October 4, 2023
The Honorable Alan Davidson
Assistant Secretary of Commerce for Communications and Information
National Telecommunications and Information Administration
1401 Constitution Avenue NW
Washington, DC 20230
Dear Assistant Secretary Davidson:
Among the most critical responsibilities assigned to the National Telecommunications and Information Administration in implementing the Broadband Equity, Access, and Deployment (BEAD) program is to review and approve States’ and Territories’ Initial Proposals. To date, a handful of jurisdictions – including Virginia, Louisiana and Vermont – have issued drafts of Volume 2 of their Initial Proposals and made these documents available for public comment. While ACA Connects applauds many aspects of these draft proposals, we have various concerns, including about how these States and Territories propose to address the Middle Class Affordability requirement. In brief, States and Territories should present a rational basis for their plans if they are to achieve NTIA’s objective, and to that end, we urge NTIA to provide further guidance as discussed below.
The Notice of Funding Opportunity (NOFO) directs States and Territories to include in their Initial Proposals “a middle-class affordability plan to ensure that all consumers have access to affordable high-speed internet.”1 While the NOFO gives States and Territories flexibility in devising middle-class affordability plans, ACA Connects believes each State and Territory should provide a rational basis for its plan and justify its methodology. For instance, States and Territories could produce evidence on middle-class income levels and the amount or percentage of income that existing subscribers are spending on broadband service. A State or Territory could then confirm whether its proposed affordability plan is reasonable by examining prices, terms, and conditions for broadband service in areas that are competitively served.
One well-recognized source that States and Territories might use is the Pew Research Center (Pew) analysis of middle-class broadband affordability.2 Pew defines “middle class” by reference to the middle quintile of income – between 40th to 60th percentile ($45,300 – $76,200) – and “affordability” in terms of the Federal Communications Commission’s (FCC’s) assessment that broadband service is affordable if it consumes less than 2% of household income. Under this methodology, “median middle-class broadband affordability ranged regionally from $107.64 in the Northeast to $84.79 in the South.”3
To develop their middle-class affordability plans, States and Territories could adopt jurisdiction-specific estimates of broadband affordability using Pew’s methodology and require subgrantees to offer plans that meet these benchmarks. Vermont’s Initial Proposal appears to suggest an approach along these lines.4 Correctly acknowledging that “developing a specific price for a middle-class plan is more complicated than simply selecting a dollar amount,” Vermont states its intent “to require BEAD prospective subgrantees to offer a range of service plans that vary based on speed and price, including a lower cost, lower speed tier that meets the definition of broadband that the prospective subgrantee identifies as its low-cost plan.”5
Another, somewhat related, approach would be for States and Territories to require subgrantees to offer the same pricing and service packages in BEAD-funded areas that they offer in competitive areas in the same State or Territory. This approach could be even more beneficial than the approach discussed above because it would likely result in prices that meet or fall below the Pew benchmarks for middle-class affordability.6 In any event, it is critical that NTIA ensure that all middle-class affordability plans are based on a reasonable assessment of the needs of middle-class households.

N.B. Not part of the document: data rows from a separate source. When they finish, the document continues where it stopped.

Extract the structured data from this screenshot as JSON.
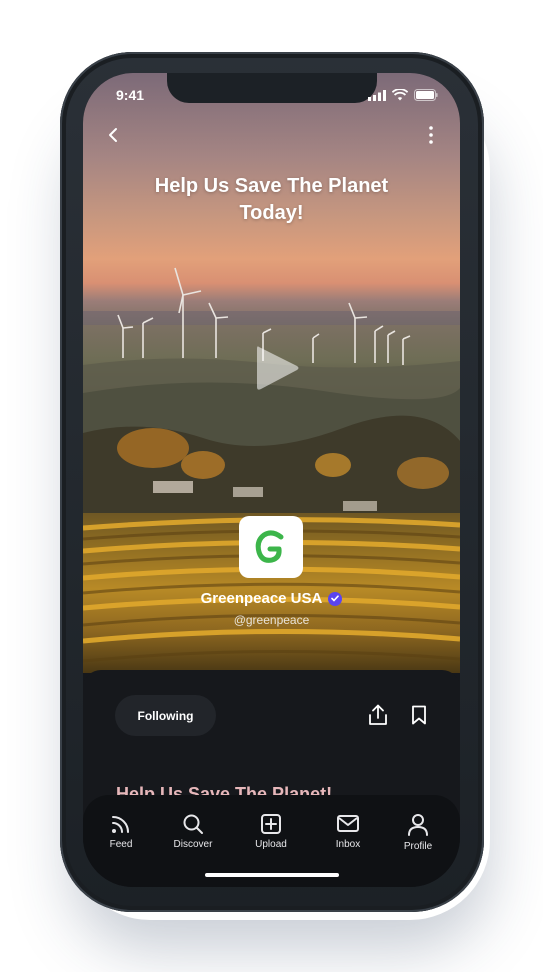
{
  "status_bar": {
    "time": "9:41"
  },
  "hero": {
    "title": "Help Us Save The Planet Today!"
  },
  "organization": {
    "name": "Greenpeace USA",
    "handle": "@greenpeace",
    "logo_letter": "G",
    "verified": true,
    "logo_color": "#3cb54a",
    "verified_color": "#5a43f0"
  },
  "actions": {
    "follow_label": "Following"
  },
  "description": {
    "title": "Help Us Save The Planet!"
  },
  "tabbar": {
    "items": [
      {
        "label": "Feed",
        "icon": "feed-icon"
      },
      {
        "label": "Discover",
        "icon": "search-icon"
      },
      {
        "label": "Upload",
        "icon": "upload-icon"
      },
      {
        "label": "Inbox",
        "icon": "inbox-icon"
      },
      {
        "label": "Profile",
        "icon": "profile-icon"
      }
    ]
  }
}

We thus encourage NTIA to provide States and Territories with additional guidance on middle class affordability plans, consistent with our recommendations, and to incorporate these recommendations into review of Initial Proposals. Thank you for your consideration of this issue. We welcome the opportunity to discuss it further.
Grant B. Spellmeyer
1 NOFO at 66.
2 “Is Broadband Affordable for Middle Class Families?”, Kathryn de Wit & Colby Humphrey, Pew Charitable Trust (Aug. 30, 2023) available at https://www.pewtrusts.org/en/research-and-analysis/articles/2023/08/30/is-broadband-affordable-for-middle-class-families.
4 Vermont Community Broadband Board, “Vermont’s Broadband Equity, Access, and Deployment Initial Proposal Volume 2” (Sept. 2023 Public Comment Draft) (“Vermont Draft”) available at https://publicservice.vermont.gov/sites/dps/files/documents/VT%20Initial%20Proposal%20Volume%202_Draft%20for%20Public%20Comment_15Sept20231.pdf.
5 Id. at 87.
6 If the subgrantee does not operate outside the BEAD funded area, then one approach could be that the subgrantee’s pricing should be at or below the FCC’s urban rate benchmark.